Evren ve Döngüsel Hareket

Türklerin "Evren" kavramı, Gök-Türk yazıtlarında geçen "evir" kelimesinden türemiştir. "Evir" kelimesi "dönmek" anlamına gelir ve evrenin sürekli dönüşü, evrilmesi anlamında kullanılmıştır. Bu bağlamda "evren", sürekli dönen ve hareket eden bir yapıyı simgeler.

Aşık Paşa’nın Garibnâme adlı eserinde bu döngüsel hareket şöyle anlatılır: "Gök içinde cerh sergerdan döner" – Gök kubbe daima döner.

Bu ifadeler, Türklerin evrenin hareketine dair inançlarını ve bu hareketin Tanrı tarafından sağlandığına dair görüşlerini yansıtır.

Tengri ve Denge Kavramı

"Tengri" kelimesi aynı zamanda "denge" ve "düzen" anlamlarına da gelmektedir. Türk mitolojisinde ve inanç sisteminde, evrenin dengesi Tanrı tarafından sağlanır ve her şeyin bir ölçüsü, düzeni vardır. Altay Türk atasözünde de ifade edildiği gibi, "Her şeyin bir zamanı, ölçüsü ve anlamı vardır."

Tanrı ve Işık

Türkler, Tanrı'nın ilk olarak "ışığı" (atomaltı parçacıklar ya da kuantum enerjisi) yarattığına inanmışlardır. Bu ışık, evrenin yaratılış sürecinin başlangıcı olarak görülmüştür. Türkler bu yaratılış sürecine "Yaruk" adını vermiştir. "Yaruk", evrenin aydınlanması ve genişlemesi anlamına gelir. Bu bağlamda "Tanrı", ışığı yaratarak evreni oluşturan güç olarak kabul edilmiştir.

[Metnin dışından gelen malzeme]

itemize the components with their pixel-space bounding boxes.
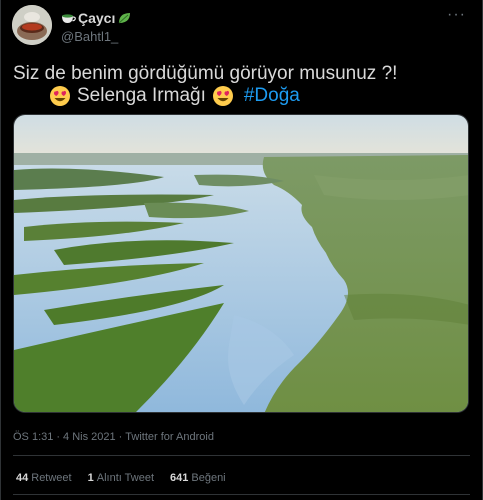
avatar[interactable]: [12, 5, 52, 45]
separator-dot: ·: [56, 431, 61, 443]
tweet-time[interactable]: ÖS 1:31: [13, 431, 53, 443]
author-handle[interactable]: @Bahtl1_: [61, 29, 118, 44]
divider: [13, 455, 470, 456]
heart-eyes-emoji: [50, 86, 70, 106]
tweet-card: Çaycı @Bahtl1_ ··· Siz de benim gördüğüm…: [0, 0, 483, 500]
tweet-meta: ÖS 1:31 · 4 Nis 2021 · Twitter for Android: [13, 431, 214, 443]
tweet-text-line-2: Selenga Irmağı #Doğa: [49, 85, 300, 107]
heart-eyes-emoji: [212, 86, 233, 106]
divider: [13, 494, 470, 495]
quote-tweets-stat[interactable]: 1 Alıntı Tweet: [88, 472, 154, 484]
more-options-icon[interactable]: ···: [447, 6, 466, 24]
tweet-date[interactable]: 4 Nis 2021: [63, 431, 116, 443]
retweets-stat[interactable]: 44 Retweet: [16, 472, 72, 484]
author-name-row[interactable]: Çaycı: [61, 10, 132, 26]
hashtag-link[interactable]: #Doğa: [244, 85, 300, 107]
tweet-source[interactable]: Twitter for Android: [125, 431, 214, 443]
tweet-media-image[interactable]: [13, 114, 469, 413]
river-painting: [14, 115, 468, 412]
tweet-text-line-1: Siz de benim gördüğümü görüyor musunuz ?…: [13, 63, 398, 84]
river-name-text: Selenga Irmağı: [77, 85, 206, 106]
leaf-icon: [119, 13, 131, 24]
tea-cup-icon: [62, 14, 76, 23]
separator-dot: ·: [118, 431, 123, 443]
avatar-image: [12, 5, 52, 45]
author-display-name[interactable]: Çaycı: [78, 10, 115, 26]
likes-stat[interactable]: 641 Beğeni: [170, 472, 226, 484]
tweet-stats: 44 Retweet 1 Alıntı Tweet 641 Beğeni: [16, 472, 226, 484]
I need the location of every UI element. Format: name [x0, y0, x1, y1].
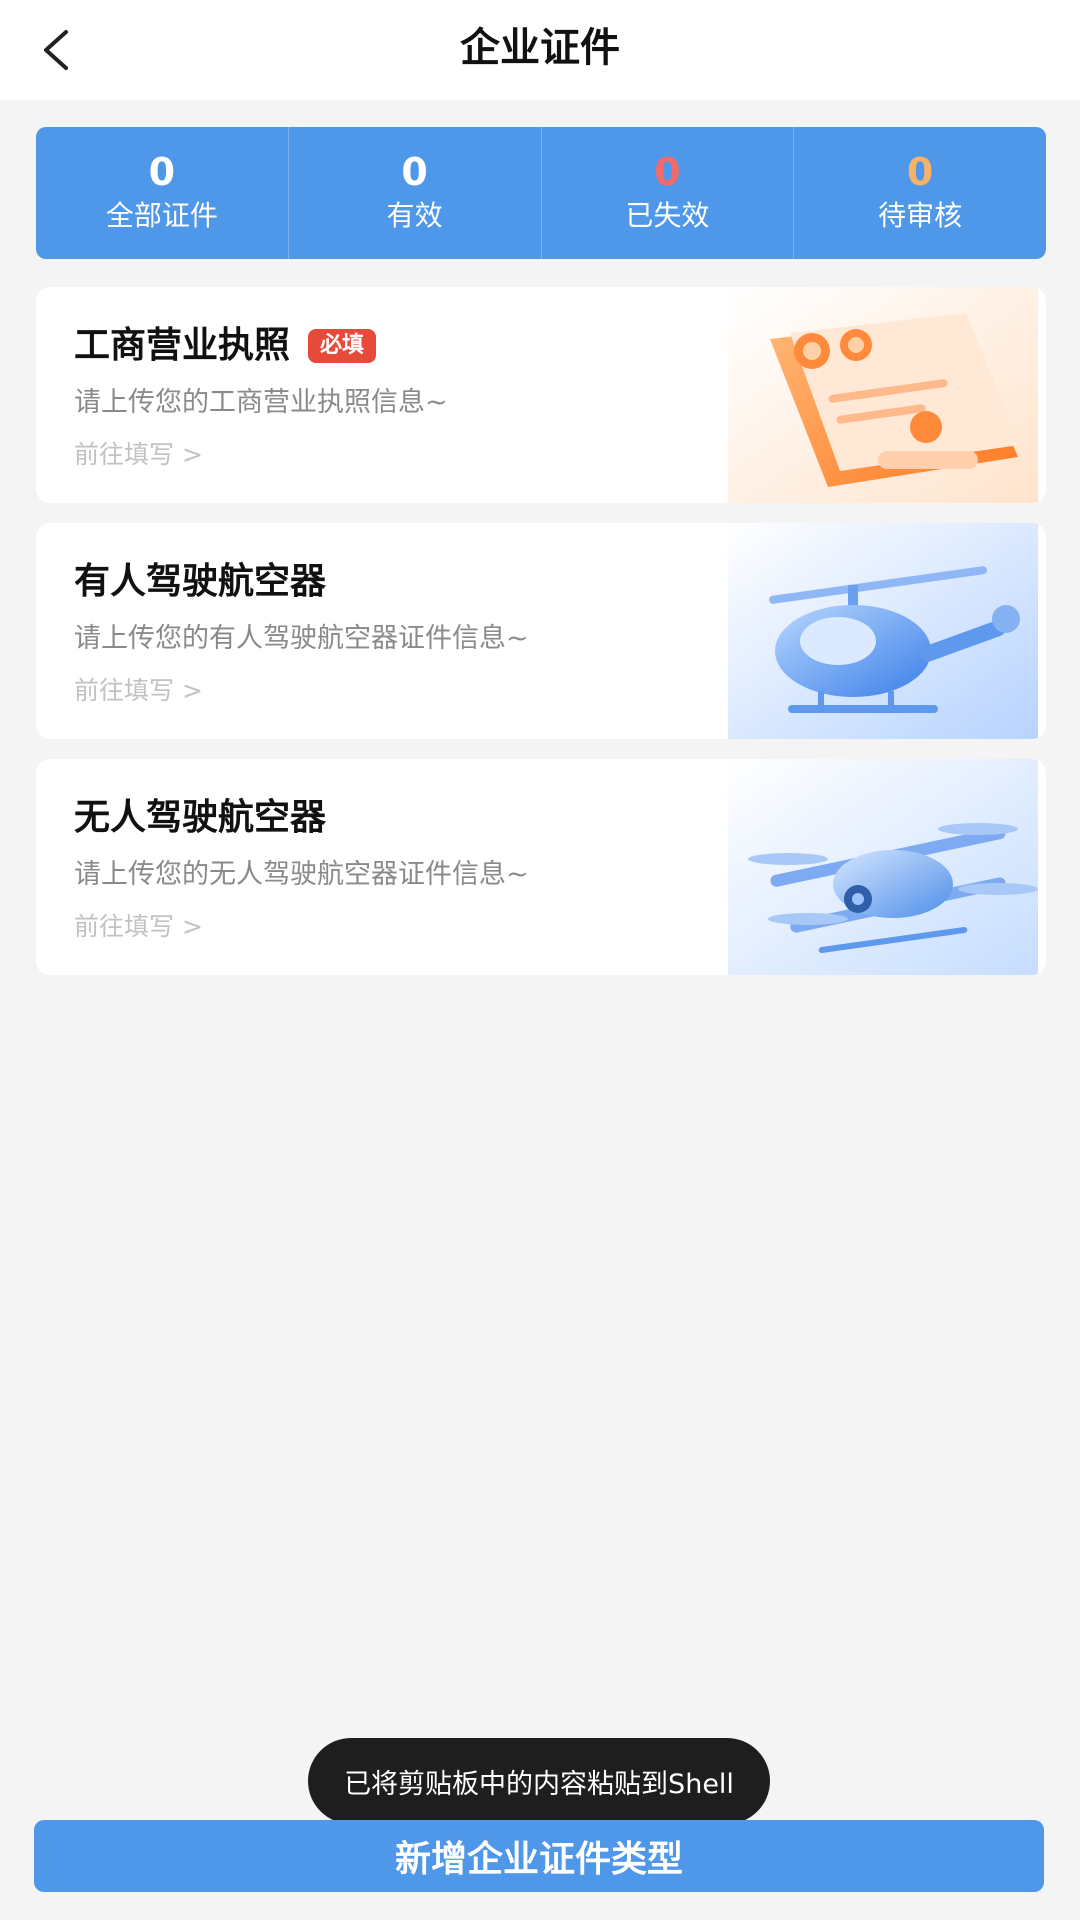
stat-all[interactable]: 0 全部证件 — [36, 127, 289, 259]
card-unmanned-aircraft[interactable]: 无人驾驶航空器 请上传您的无人驾驶航空器证件信息~ 前往填写 > — [36, 759, 1046, 975]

Hun Türklerinin Tanrı'ya dua ederken kullandıkları şu ifadeler de bu inancı destekler niteliktedir: "Tengri Teyri ongartsın" – Tanrı iyi yapsın, "Tengri Teyri angartsın" – Tanrı doğru yola yöneltsin.

Sonuç

Türklerde "Tanrı" kavramı, evreni yaratan, döndüren ve yöneten yüce bir varlığı ifade eder. Etimolojik olarak "Tengri", evrenin döngüsel yapısını simgeler ve Tanrı’nın evreni hareket ettiren güç olduğuna işaret eder. Türklerin kozmolojik anlayışı, doğa yasalarının Tanrı tarafından yaratıldığı ve evrendeki her şeyin bu yasalar çerçevesinde hareket ettiği düşüncesine dayanır.